Educator
In 2009, I edited and designed a book called Graphic Design Theory: Readings from the Field (Princeton Architectural Press). This book presents primary texts from important historical and contemporary design thinkers. I continue to build upon design history and theory as I work at Miami University to pragmatically equip my students for a rapidly changing, technologically-driven world. I see professional/cultural shifts all around and want my students to engage fully in the opportunities that emerge.
Traditional top-down systems are transforming into distributed participatory tools of creation like Flickr, Threadless, Lulu, and Facebook. I’m fascinated by the designer’s place within this new paradigm. As more and more citizens are propelled by technology into the production of content and form, the traditional professional practice of graphic design must expand to consider forms of co-creation.

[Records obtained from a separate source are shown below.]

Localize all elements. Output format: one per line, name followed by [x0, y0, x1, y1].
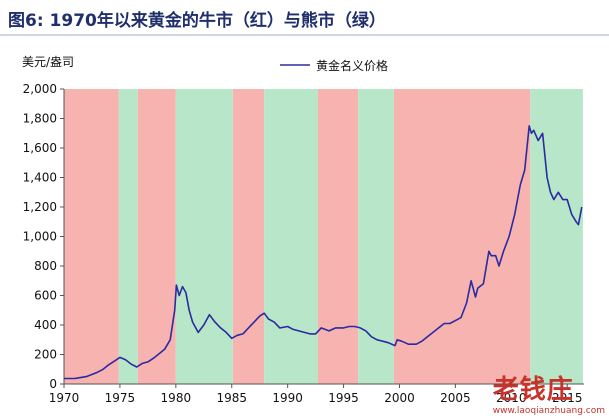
figure-title: 图6: 1970年以来黄金的牛市（红）与熊市（绿） [8, 11, 386, 31]
bull-market-region-0 [64, 89, 119, 384]
bear-market-region-5 [264, 89, 318, 384]
bear-market-region-9 [530, 89, 583, 384]
bull-market-region-2 [137, 89, 176, 384]
x-tick-label: 2005 [440, 391, 471, 405]
legend-label: 黄金名义价格 [316, 58, 388, 73]
title-bar: 图6: 1970年以来黄金的牛市（红）与熊市（绿） [0, 0, 609, 36]
series-line-0 [63, 125, 583, 380]
y-tick-label: 1,800 [23, 112, 57, 126]
y-tick-label: 2,000 [23, 82, 57, 96]
watermark-name: 老钱庄 [492, 375, 574, 405]
y-tick-label: 200 [34, 348, 57, 362]
x-tick-label: 1990 [272, 391, 303, 405]
bear-market-region-7 [358, 89, 394, 384]
y-tick-label: 1,400 [23, 171, 57, 185]
chart-axes: 0 200 400 600 800 1,000 1,200 1,400 1,600 1,800 2,… [23, 82, 584, 405]
y-tick-label: 800 [34, 259, 57, 273]
y-tick-label: 1,000 [23, 230, 57, 244]
bull-market-region-6 [317, 89, 359, 384]
y-axis-unit-label: 美元/盎司 [22, 55, 74, 69]
y-tick-label: 1,200 [23, 200, 57, 214]
title-divider [0, 34, 609, 36]
bear-market-region-3 [175, 89, 233, 384]
bull-market-region-4 [232, 89, 265, 384]
x-tick-label: 1985 [216, 391, 247, 405]
y-tick-label: 600 [34, 289, 57, 303]
x-tick-label: 1980 [161, 391, 192, 405]
chart-series [63, 125, 583, 380]
watermark-logo: 老钱庄 www.laoqianzhuang.com [493, 369, 605, 416]
watermark-url: www.laoqianzhuang.com [492, 406, 605, 416]
x-tick-label: 2015 [552, 391, 583, 405]
bear-market-region-1 [118, 89, 138, 384]
x-tick-label: 1970 [49, 391, 80, 405]
market-regions [64, 89, 583, 384]
y-tick-label: 400 [34, 318, 57, 332]
x-tick-label: 1975 [105, 391, 136, 405]
y-tick-label: 1,600 [23, 141, 57, 155]
x-tick-label: 1995 [328, 391, 359, 405]
chart-legend: 黄金名义价格 [280, 58, 388, 73]
x-tick-label: 2000 [384, 391, 415, 405]
bull-market-region-8 [393, 89, 531, 384]
x-tick-label: 2010 [496, 391, 527, 405]
y-tick-label: 0 [49, 377, 57, 391]
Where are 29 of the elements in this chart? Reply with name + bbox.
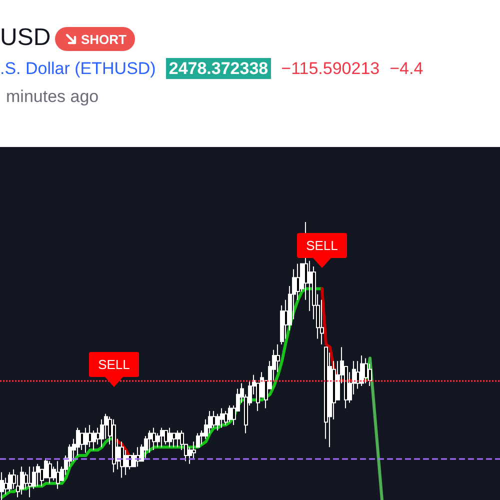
candlestick bbox=[48, 460, 52, 484]
candlestick bbox=[20, 466, 24, 495]
text: minutes ago bbox=[6, 87, 99, 107]
candlestick bbox=[120, 441, 124, 478]
chart-subtitle: .S. Dollar (ETHUSD) bbox=[0, 58, 156, 79]
candlestick bbox=[360, 354, 364, 387]
candlestick bbox=[112, 418, 116, 473]
text: −4.4 bbox=[390, 58, 424, 79]
candlestick bbox=[176, 430, 180, 448]
candlestick bbox=[164, 430, 168, 445]
candlestick bbox=[168, 427, 172, 448]
candlestick bbox=[28, 466, 32, 498]
annotation: SELL bbox=[98, 357, 130, 372]
candlestick bbox=[56, 460, 60, 490]
candlestick bbox=[0, 472, 4, 500]
candlestick bbox=[196, 432, 200, 448]
candlestick bbox=[160, 427, 164, 448]
candlestick bbox=[364, 358, 368, 384]
candlestick bbox=[228, 404, 232, 423]
candlestick bbox=[220, 408, 224, 428]
candlestick bbox=[36, 463, 40, 487]
chart-title: USD bbox=[0, 24, 51, 51]
candlestick bbox=[8, 472, 12, 492]
badge: SHORT bbox=[55, 27, 134, 51]
text: −115.590213 bbox=[281, 58, 380, 79]
annotation: SELL bbox=[306, 238, 338, 253]
candlestick bbox=[152, 427, 156, 450]
candlestick bbox=[84, 427, 88, 454]
badge: 2478.372338 bbox=[166, 58, 272, 79]
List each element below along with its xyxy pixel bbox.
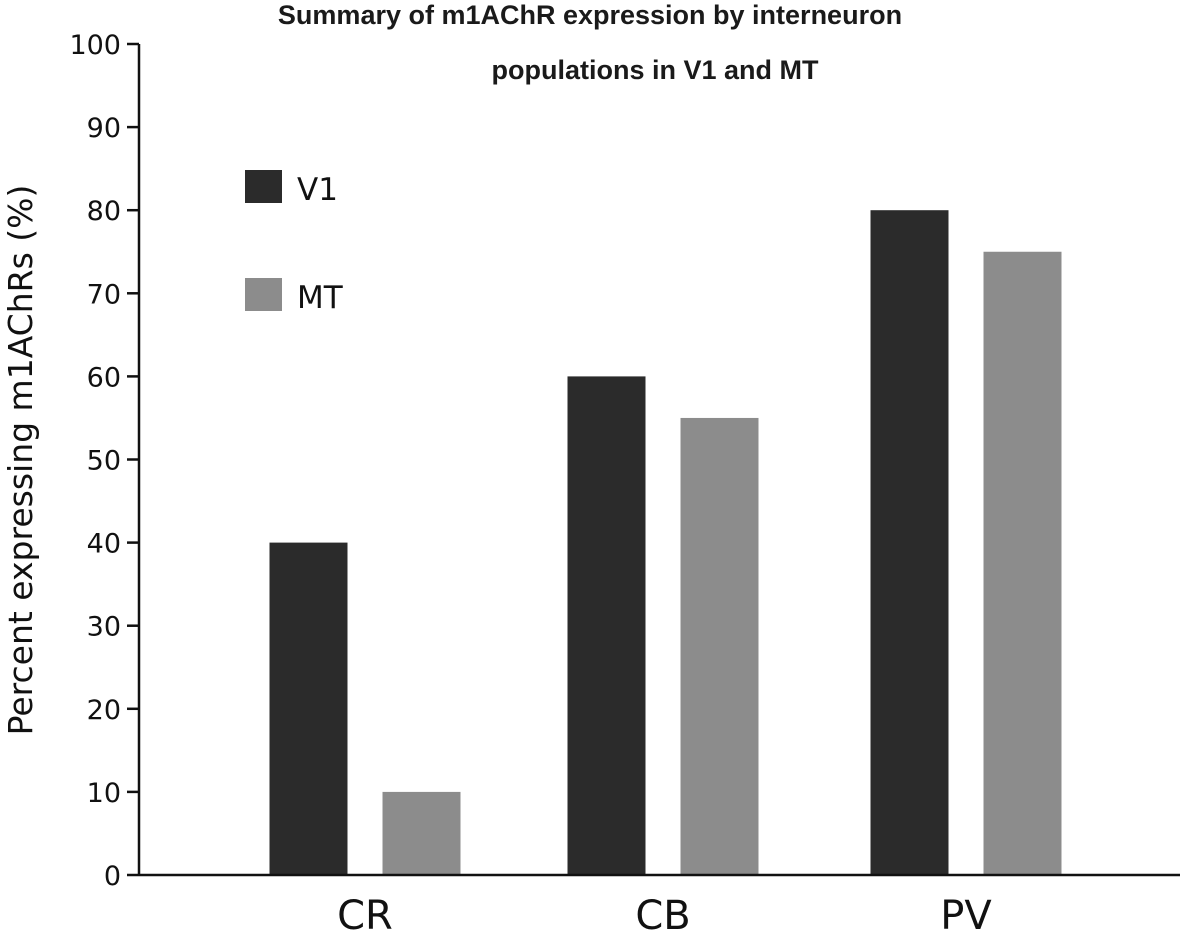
legend: V1 MT [245, 170, 344, 316]
legend-swatch-v1 [245, 170, 282, 203]
y-tick-label: 90 [87, 113, 121, 144]
bar-pv-v1 [870, 210, 949, 875]
chart-title-line-1: Summary of m1AChR expression by interneu… [278, 0, 902, 30]
y-tick-label: 100 [69, 30, 121, 61]
x-tick-label-pv: PV [940, 893, 992, 931]
y-tick-label: 0 [104, 861, 121, 892]
y-axis-ticks: 0 10 20 30 40 50 60 70 80 90 100 [69, 30, 139, 892]
y-tick-label: 80 [87, 196, 121, 227]
chart-title-line-2: populations in V1 and MT [492, 55, 820, 85]
legend-swatch-mt [245, 278, 282, 311]
bar-cb-mt [680, 417, 759, 875]
y-tick-label: 10 [87, 778, 121, 809]
bars [269, 210, 1062, 875]
bar-pv-mt [983, 251, 1062, 875]
bar-cb-v1 [567, 376, 646, 875]
y-tick-label: 50 [87, 446, 121, 477]
y-axis-label: Percent expressing m1AChRs (%) [1, 185, 40, 736]
y-tick-label: 70 [87, 279, 121, 310]
x-tick-label-cb: CB [635, 893, 690, 931]
y-tick-label: 20 [87, 695, 121, 726]
bar-cr-v1 [269, 542, 348, 875]
bar-cr-mt [382, 791, 461, 875]
y-tick-label: 30 [87, 612, 121, 643]
legend-label-v1: V1 [297, 172, 338, 208]
y-tick-label: 40 [87, 529, 121, 560]
chart-title: Summary of m1AChR expression by interneu… [278, 0, 902, 85]
y-tick-label: 60 [87, 362, 121, 393]
x-axis-ticks: CR CB PV [337, 893, 992, 931]
x-tick-label-cr: CR [337, 893, 393, 931]
legend-label-mt: MT [297, 280, 344, 316]
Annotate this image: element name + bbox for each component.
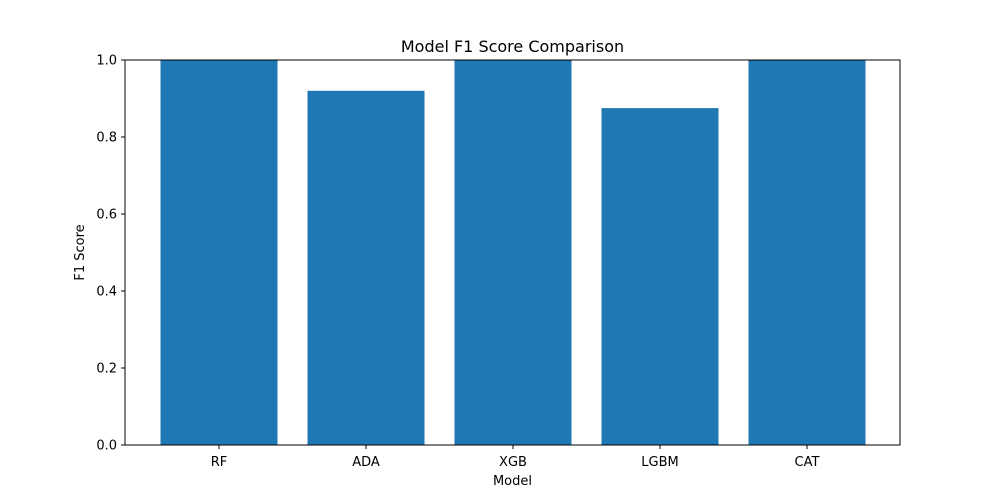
y-tick-label: 0.0: [96, 439, 117, 454]
y-tick-label: 0.8: [96, 131, 117, 146]
x-tick-label: XGB: [499, 455, 527, 470]
chart-title: Model F1 Score Comparison: [401, 37, 624, 56]
y-axis-ticks: 0.0 0.2 0.4 0.6 0.8 1.0: [96, 54, 125, 454]
x-axis-label: Model: [493, 474, 532, 489]
y-tick-label: 0.4: [96, 285, 117, 300]
bar-lgbm: [601, 108, 719, 445]
bars-group: [160, 60, 866, 446]
x-tick-label: RF: [211, 455, 228, 470]
y-tick-label: 1.0: [96, 54, 117, 69]
x-tick-label: LGBM: [641, 455, 678, 470]
bar-rf: [160, 60, 278, 445]
y-tick-label: 0.6: [96, 208, 117, 223]
plot-frame: [124, 59, 901, 446]
bar-ada: [307, 90, 425, 446]
y-tick-label: 0.2: [96, 362, 117, 377]
x-axis-ticks: RF ADA XGB LGBM CAT: [211, 445, 820, 470]
bar-cat: [748, 60, 866, 445]
y-axis-label: F1 Score: [73, 224, 88, 280]
bar-xgb: [454, 60, 572, 445]
x-tick-label: ADA: [352, 455, 380, 470]
x-tick-label: CAT: [795, 455, 820, 470]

I inspire collaboration and co-creation in many ways in my classes. I’ve found formats like blogs hone such skills in students, encouraging them to evaluate peer work, participate more fully in group projects, share resources and take more responsibility for their education. In addition I assign large-scale collaborative projects within my classroom and cross-institutional projects between my classes and design studios at other institutions like The Maryland Institute College of Art (MICA). In such projects students co-create work using online resources like Flickr and Googledocs. They begin to rethink design as an open-ended system rather than a finished, polished product.
While encouraging co-creative projects in my classes, I co-authored a new book for Princeton Architectural Press called Participate: Designing with User-Generated Content (Helen Armstrong and Zvezdana Stojmirovic, 2011).